The heated verbal exchanges between the ministers reminded many of the fierce tiff between former indigenisation minister Saviour Kasukuwere and former RBZ governor Gideon Gono over indigenisation. Kasukuwere and Gono traded barbs over the indigenisation of the financial sector in 2012, with the former indigenisation minister threatening to shutdown foreign banks, which did not comply with empowerment requirements, while the ex-central bank chief declared that banks would not be touched.
In 2014, former indigenisation minister Francis Nhema reacted angrily to then information minister Jonathan Moyo’s remarks in a local weekly that two new models were being looked at to amend the empowerment laws.
Nhema furiously disputed Moyo’s suggestions, confusing business and potential investors in the process given that the two ministers, just like Zhuwao and Chinamasa, sat in cabinet together. The latest differences came at a time Zhuwao had issued an ultimatum that foreign-owned companies which failed to comply would be shut down with effect from Friday last week.

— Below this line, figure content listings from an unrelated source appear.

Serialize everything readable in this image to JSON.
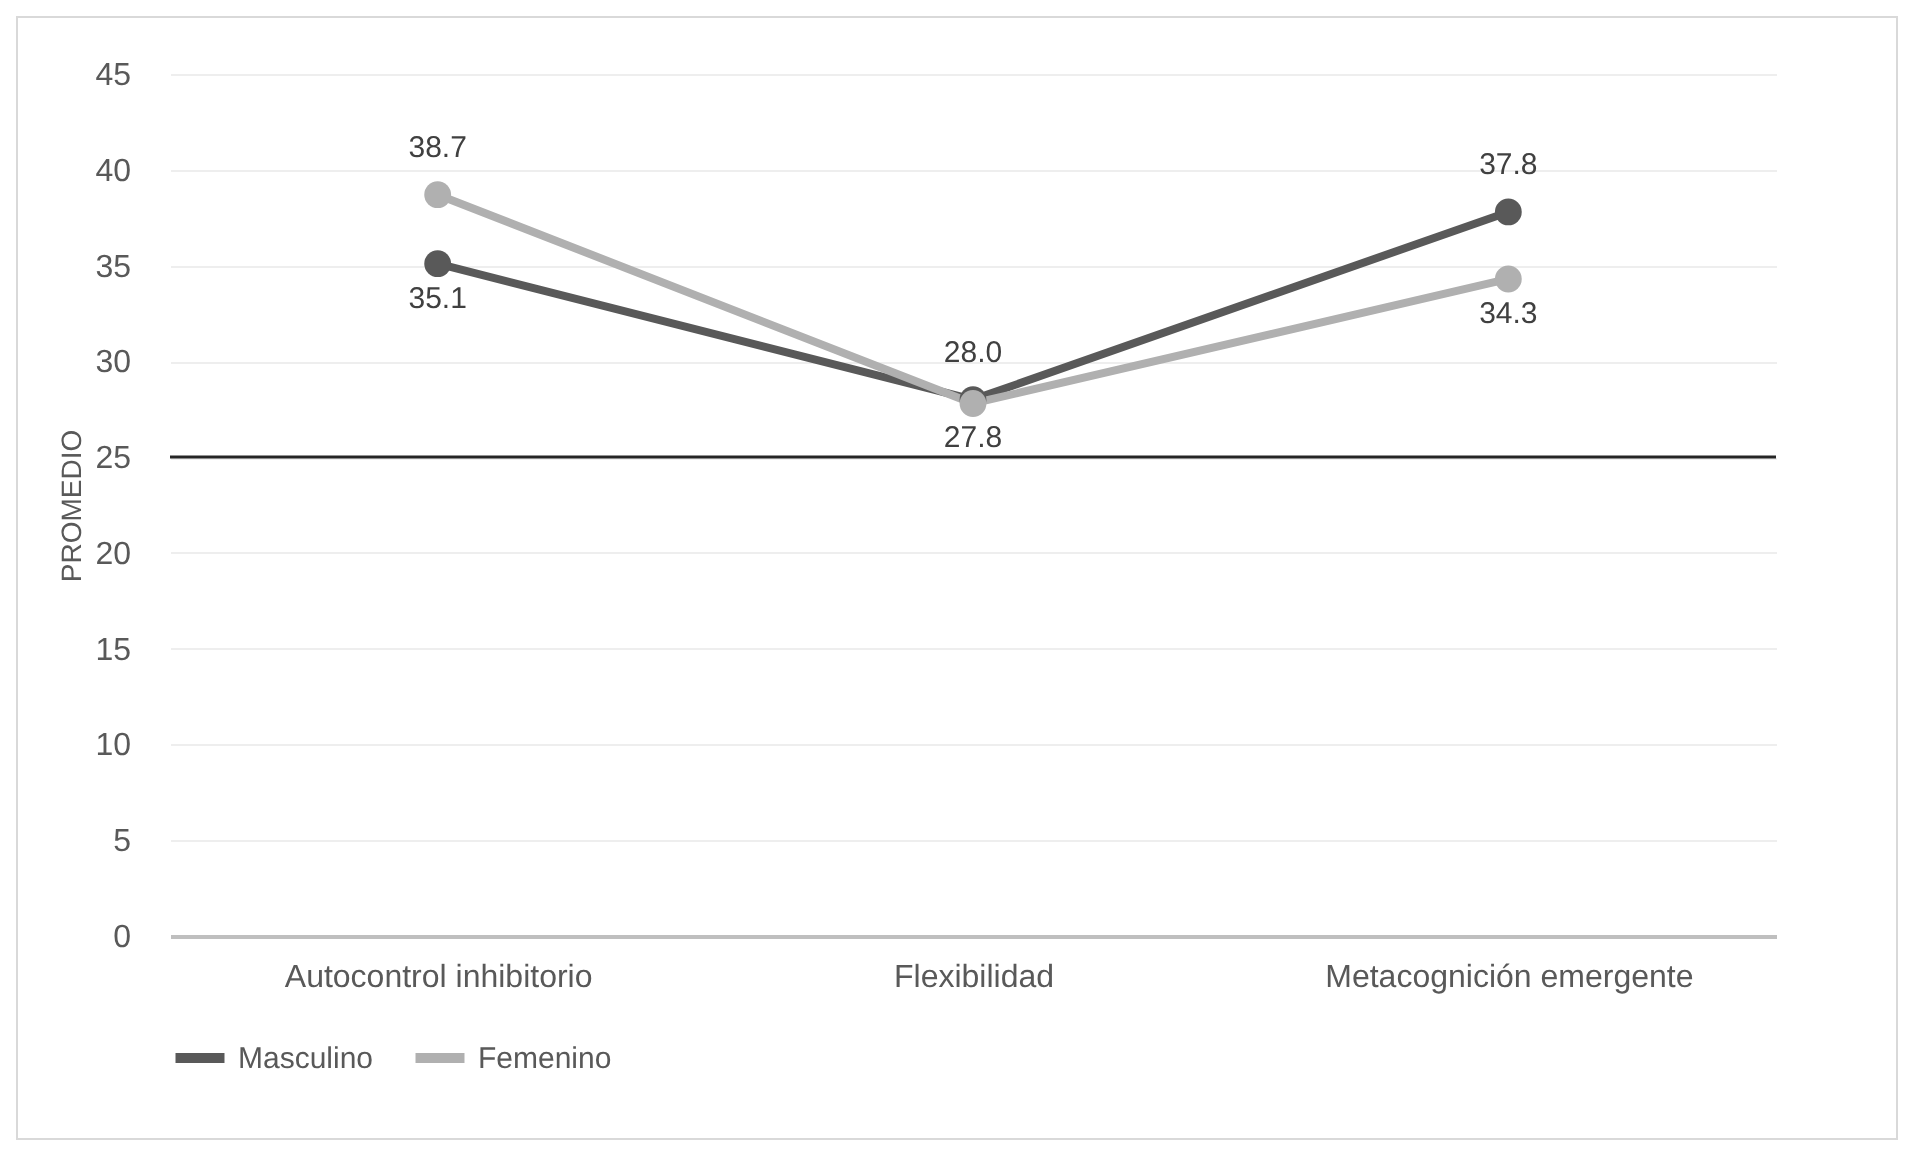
{
  "chart_data": {
    "type": "line",
    "ylabel": "PROMEDIO",
    "categories": [
      "Autocontrol inhibitorio",
      "Flexibilidad",
      "Metacognición emergente"
    ],
    "series": [
      {
        "name": "Masculino",
        "color": "#595959",
        "values": [
          35.1,
          28.0,
          37.8
        ],
        "value_labels": [
          "35.1",
          "28.0",
          "37.8"
        ]
      },
      {
        "name": "Femenino",
        "color": "#b0b0b0",
        "values": [
          38.7,
          27.8,
          34.3
        ],
        "value_labels": [
          "38.7",
          "27.8",
          "34.3"
        ]
      }
    ],
    "ylim": [
      0,
      45
    ],
    "yticks": [
      0,
      5,
      10,
      15,
      20,
      25,
      30,
      35,
      40,
      45
    ],
    "grid": "y",
    "legend": "bottom",
    "marker": "circle",
    "ref_lines": [
      {
        "axis": "y",
        "value": 25,
        "color": "#262626"
      }
    ]
  }
}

It also came at a time President Robert Mugabe was in Japan for a five day state visit where he was scouting for investment. Mugabe was forced to clarify the indigenisation policy to Japanese business executives.

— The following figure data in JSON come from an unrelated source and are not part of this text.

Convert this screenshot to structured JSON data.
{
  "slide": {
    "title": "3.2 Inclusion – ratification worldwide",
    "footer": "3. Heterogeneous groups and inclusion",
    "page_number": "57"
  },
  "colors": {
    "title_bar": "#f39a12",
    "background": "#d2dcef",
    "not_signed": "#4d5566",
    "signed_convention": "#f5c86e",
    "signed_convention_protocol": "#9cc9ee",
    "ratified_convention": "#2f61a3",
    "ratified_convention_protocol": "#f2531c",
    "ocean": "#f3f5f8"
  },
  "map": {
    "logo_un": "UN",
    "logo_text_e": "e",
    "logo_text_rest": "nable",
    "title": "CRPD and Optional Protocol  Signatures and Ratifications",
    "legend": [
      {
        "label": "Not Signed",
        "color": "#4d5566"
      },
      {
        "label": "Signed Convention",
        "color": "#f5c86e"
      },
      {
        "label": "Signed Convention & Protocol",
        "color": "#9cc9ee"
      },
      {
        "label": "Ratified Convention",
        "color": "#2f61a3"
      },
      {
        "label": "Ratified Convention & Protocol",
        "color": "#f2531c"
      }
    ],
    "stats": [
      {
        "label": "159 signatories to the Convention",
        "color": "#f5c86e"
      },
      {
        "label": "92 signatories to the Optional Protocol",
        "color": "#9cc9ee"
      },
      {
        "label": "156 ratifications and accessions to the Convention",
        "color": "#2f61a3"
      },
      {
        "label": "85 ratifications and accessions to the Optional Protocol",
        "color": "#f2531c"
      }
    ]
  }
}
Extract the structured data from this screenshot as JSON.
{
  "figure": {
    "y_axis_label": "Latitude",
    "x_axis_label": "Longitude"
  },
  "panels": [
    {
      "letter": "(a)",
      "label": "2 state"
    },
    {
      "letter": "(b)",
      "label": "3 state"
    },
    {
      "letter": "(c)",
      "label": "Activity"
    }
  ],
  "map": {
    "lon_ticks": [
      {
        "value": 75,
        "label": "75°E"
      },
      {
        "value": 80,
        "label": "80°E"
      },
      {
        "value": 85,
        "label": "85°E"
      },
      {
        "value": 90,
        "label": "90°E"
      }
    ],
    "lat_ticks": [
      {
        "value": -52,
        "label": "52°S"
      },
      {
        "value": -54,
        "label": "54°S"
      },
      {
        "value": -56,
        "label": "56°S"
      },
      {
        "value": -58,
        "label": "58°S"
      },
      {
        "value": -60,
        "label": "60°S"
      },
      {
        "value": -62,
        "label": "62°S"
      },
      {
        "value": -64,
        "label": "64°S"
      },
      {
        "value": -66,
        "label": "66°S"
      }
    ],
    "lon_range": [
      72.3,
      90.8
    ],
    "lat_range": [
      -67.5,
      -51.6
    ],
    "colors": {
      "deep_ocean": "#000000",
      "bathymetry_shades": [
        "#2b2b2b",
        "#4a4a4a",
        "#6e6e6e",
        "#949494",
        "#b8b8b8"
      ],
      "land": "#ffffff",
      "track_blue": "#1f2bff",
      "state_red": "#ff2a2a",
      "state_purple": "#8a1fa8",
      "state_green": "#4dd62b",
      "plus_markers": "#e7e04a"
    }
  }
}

The president told the Japanese investors: “I am inviting Japanese companies to invest heavily in Zimbabwe, which carries the promise of handsome returns for the investor. We have abundant opportunities for investors and they should look forward to a mutually rewarding relationship with us.”
However, the proof of the pudding is in the eating, and the endless fights over the policy as well as the mute response from nearly 80 business delegations that visited the country last year paints a very different picture to the one potrayed by Mugabe to Japanese executives.
The policy contradictions have been criticised even by the state broadcaster ZBC, which last week broke with tradition when it invited analysts and experts highly critical of the indigenisation programme to feature in its news bulletins. ZBC stated in its top story that Zimbabwe was in the habit of indicating left and turning right as was the case when Mugabe was in Japan trying to attract foreign investment, while Zhuwao was threatening to shut down companies.
The report sparked a furious response from Zhuwao who accused the broadcaster of being an “opposition mouthpiece”.
The spat between Chinamasa and Zhuwao shows that a policy paralysis has gripped government, according to economist and Bulawayo South legislator Eddie Cross.
“This (policy discord) is very serious and goes to the heart of the political and economic crisis that we are facing as a country,” Cross said.
“There is a crisis of leadership and paralysis of policy and competent decision-making because of the divisions in government as shown by the open fight between Chinamasa, one of the most senior ministers in government and Zhuwao, who is a junior minister.
“The indigenisation laws should be repealed because it is not doing any good whatsoever.
“We should look for other ways to empower our people. There are many ways of killing a cat.”
The implications of the chaotic indigenisation policy are also reflected in the grim foreign direct investment inflows.
According to the latest United Nations Conference on Trade and Development World Investment Report 2015, Zimbabwe remains an economic backwater, with paltry FDI inflows.
Zimbabwe’s 2014 FDI inflows of US$545 million paled in comparison to neighbouring countries in the Sadc region such as Mozambique, which received US$4,9 billion, almost nine times more, South Africa (US$5,7 billion) and Zambia (US$2,4 billion). Buy Zimbabwe chairperson and economist Oswell Binha noted that the indigenisation policy remains “a millstone around the neck of the economy”.
“The latest flip-flops on indigenisation is likely to further discourage investment in a country already hard hit by a debilitating liquidity squeeze, low capacity utilisation, company closures and massive job losses,” Binha said.